Washington: Dylan Strome
One has to think, and Caps fans have to hope, that there is an eruption about to take place in the name of Dylan Strome. In his first 18 games this season with the Caps, he posted five goals on 33 shots, a 15.2 shooting percentage. With 13 points overall, he was on a pace for a 23-36-59 season. He looked like a steal with a one-year/$3.5 million “show me” contract. He was showing folks that an extension was merited. But over his last 18 games he is 1-11-12, his lone goal coming on 29 shots (3.4 shooting percentage), although the goal was the game-winner in a 4-1 win over Philadelphia on December 7th.

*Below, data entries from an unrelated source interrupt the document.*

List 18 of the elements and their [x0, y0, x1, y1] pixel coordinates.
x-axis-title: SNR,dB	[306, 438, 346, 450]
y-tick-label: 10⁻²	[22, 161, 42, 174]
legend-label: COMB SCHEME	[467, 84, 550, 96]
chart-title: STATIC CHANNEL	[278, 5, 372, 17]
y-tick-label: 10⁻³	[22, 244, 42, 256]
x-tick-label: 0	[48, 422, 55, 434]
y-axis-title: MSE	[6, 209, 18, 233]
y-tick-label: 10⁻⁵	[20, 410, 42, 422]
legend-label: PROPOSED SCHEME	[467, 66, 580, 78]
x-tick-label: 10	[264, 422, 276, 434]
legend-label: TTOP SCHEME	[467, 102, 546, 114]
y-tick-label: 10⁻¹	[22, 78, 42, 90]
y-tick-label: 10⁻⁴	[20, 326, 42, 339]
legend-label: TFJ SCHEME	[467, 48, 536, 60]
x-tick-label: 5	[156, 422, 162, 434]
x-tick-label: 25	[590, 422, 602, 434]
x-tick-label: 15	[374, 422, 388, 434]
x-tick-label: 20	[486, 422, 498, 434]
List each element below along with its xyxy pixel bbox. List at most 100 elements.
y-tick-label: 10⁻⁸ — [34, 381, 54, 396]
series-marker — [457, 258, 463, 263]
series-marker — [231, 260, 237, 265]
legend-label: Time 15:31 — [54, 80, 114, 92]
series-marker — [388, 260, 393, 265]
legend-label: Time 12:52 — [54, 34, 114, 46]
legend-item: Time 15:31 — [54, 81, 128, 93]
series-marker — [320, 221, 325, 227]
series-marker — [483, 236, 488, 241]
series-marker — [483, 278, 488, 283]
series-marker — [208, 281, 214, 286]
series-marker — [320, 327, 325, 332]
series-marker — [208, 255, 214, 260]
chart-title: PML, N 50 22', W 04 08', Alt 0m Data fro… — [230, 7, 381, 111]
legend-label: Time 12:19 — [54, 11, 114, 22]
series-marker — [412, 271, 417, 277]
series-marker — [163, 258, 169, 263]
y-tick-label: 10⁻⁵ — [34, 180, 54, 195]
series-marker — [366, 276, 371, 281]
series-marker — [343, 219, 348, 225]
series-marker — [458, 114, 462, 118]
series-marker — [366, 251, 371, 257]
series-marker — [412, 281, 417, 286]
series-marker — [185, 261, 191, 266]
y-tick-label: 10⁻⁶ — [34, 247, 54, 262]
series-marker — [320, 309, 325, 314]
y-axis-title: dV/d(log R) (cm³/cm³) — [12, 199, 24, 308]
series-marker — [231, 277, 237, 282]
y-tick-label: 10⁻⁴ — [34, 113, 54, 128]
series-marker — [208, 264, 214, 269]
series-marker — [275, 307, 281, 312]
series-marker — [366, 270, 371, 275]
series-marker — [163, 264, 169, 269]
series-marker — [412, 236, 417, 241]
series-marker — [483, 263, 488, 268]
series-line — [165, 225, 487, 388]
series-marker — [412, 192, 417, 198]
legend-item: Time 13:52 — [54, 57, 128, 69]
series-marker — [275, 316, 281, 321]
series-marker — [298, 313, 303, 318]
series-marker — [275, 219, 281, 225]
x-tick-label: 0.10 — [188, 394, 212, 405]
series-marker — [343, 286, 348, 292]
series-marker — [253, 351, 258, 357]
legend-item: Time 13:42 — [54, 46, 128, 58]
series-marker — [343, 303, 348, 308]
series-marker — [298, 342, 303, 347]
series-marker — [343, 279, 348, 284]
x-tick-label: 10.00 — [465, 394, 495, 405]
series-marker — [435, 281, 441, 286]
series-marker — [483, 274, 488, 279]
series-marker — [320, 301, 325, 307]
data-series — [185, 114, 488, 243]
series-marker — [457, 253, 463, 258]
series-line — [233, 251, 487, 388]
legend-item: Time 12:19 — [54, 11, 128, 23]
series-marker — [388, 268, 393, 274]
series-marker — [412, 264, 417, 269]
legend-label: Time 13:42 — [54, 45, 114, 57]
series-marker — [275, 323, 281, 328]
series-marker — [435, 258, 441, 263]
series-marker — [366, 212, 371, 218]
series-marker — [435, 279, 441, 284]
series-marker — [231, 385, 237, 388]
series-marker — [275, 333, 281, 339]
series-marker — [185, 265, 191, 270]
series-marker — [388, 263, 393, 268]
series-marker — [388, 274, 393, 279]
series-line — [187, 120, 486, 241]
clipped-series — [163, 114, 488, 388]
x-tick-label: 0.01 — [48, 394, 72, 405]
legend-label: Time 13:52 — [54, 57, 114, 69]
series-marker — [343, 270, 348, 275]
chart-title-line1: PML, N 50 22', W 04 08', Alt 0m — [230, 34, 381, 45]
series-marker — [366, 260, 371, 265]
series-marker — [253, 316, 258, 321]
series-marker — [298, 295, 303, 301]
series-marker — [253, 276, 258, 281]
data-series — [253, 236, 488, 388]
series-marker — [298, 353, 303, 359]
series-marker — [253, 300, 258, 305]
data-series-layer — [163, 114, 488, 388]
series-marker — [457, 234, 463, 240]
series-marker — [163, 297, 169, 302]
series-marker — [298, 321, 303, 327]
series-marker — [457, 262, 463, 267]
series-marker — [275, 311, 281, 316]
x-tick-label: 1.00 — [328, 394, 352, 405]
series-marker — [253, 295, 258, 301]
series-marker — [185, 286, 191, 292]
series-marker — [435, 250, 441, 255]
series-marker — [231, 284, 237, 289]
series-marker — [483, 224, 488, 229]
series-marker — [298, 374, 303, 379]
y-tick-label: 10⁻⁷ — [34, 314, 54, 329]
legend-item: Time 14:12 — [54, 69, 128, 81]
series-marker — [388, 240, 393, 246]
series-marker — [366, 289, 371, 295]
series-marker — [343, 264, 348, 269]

The Caps have not really missed his drop in output, going 12-4-2 in those 18 games. But what sticks out in his production over those 18 games is that he is 1-8-9 in ten road games, tied for third in points for Caps on the road over that stretch. He has not had a home or road weighted level of performance this season. His splits are very balanced – 3-9-12, minus-4, in 17 home games, 3-10-13, minus-5, n 19 road games. But hose minus levels are a issue. His minus-7 goal differential at even strength overall is worst on the team this season, and in only two of his last eight games was he a plus player in this category. It matter. Strome has been on ice for at least one even strength goal against in 18 games this season, and the Caps are 7-8-3 in those games. On the other hand, the Caps are 9-5-1 in the 18 games in which he was on ice for an even strength goal scored by Washington.
There is also a bordering on the bizarre fact about his ice time. In 13 games in which Strome skated 17 or more minutes, the Caps are 4-7-2. They are 15-6-2 in 23 games in which he skated less than 17 minutes. It has been an odd season for the seven-year vet in some ways, although on balance he gives evidence of being productive center for years to come. The goal scoring drought seems more hiccup than chronic malady, but Caps fans would no doubt like to see those goals flowing freely once more to give balance to that on-ice goal differential. Strome is 1-4-5, minus-3, in five career games against the Rangers.
In the end…
On November 22nd, the Caps were 7-10-3, seventh in the Metropolitan Division and 13th in the Eastern Conference standings. In five weeks, the Caps climbed into the second wild-card spot, and with a win over the Rangers in regulation in this contest would jump into the first wild-card spot and could, with a Pittsburgh Penguins regulation loss to the New York Islanders, jump into third place in the Metropolitan Division. The Caps are in the thick of it now, and they need to stand on the gas pedal as the year comes to a close. There would be no better place to do this than in New York on Tuesday night.